The firm says it “will hopefully lead to a defined framework in which consolidators can operate.”
XPS says consolidation will not and should not be “the new goal for all pension schemes,” and said it is “unlikely to be attractive for schemes which have very strong sponsor support, or which have a clear plan to buy out.”
But the firm says some schemes “will be able to improve the security of their members’ benefits by transferring their liabilities to a consolidator.”
Consolidators are also likely to be better placed to run schemes more efficiently when these are combined to achieve sufficient scale, XPS claimed.
Martin Hunter, principal at XPS Pensions Group, said: “Consolidation is a great example of horses for courses.
“The pension scheme with a ‘stallion’ of a sponsoring employer may choose to run their own race, continuing to rely on the support of their employer to help them pay benefits over time.
“Or a scheme with a funding level at the front of the herd may feel there is no need to settle for anything less than full insurance protection for their members and opt to buy out.

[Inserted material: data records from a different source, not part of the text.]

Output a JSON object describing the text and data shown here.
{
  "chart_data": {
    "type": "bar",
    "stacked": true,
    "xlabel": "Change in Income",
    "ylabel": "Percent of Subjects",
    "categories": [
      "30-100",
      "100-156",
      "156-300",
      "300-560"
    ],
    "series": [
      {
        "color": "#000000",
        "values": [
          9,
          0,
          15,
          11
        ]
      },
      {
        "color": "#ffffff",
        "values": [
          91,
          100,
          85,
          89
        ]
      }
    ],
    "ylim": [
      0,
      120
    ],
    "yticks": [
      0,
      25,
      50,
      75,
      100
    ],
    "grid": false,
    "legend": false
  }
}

“But for some schemes the option of consolidation should be a real front-runner.”
Colette Christiansen, head of de-risking solutions at XPS Pensions Group, said: “We strongly believe that schemes should be encouraged to pursue options that are right for them.
“Each scheme has a unique set of circumstances and there are schemes for which the consolidator market is the optimal solution.
“We welcome the introduction of a defined framework for consolidators to operate in so that this market can grow effectively helping to secure pensions for members.”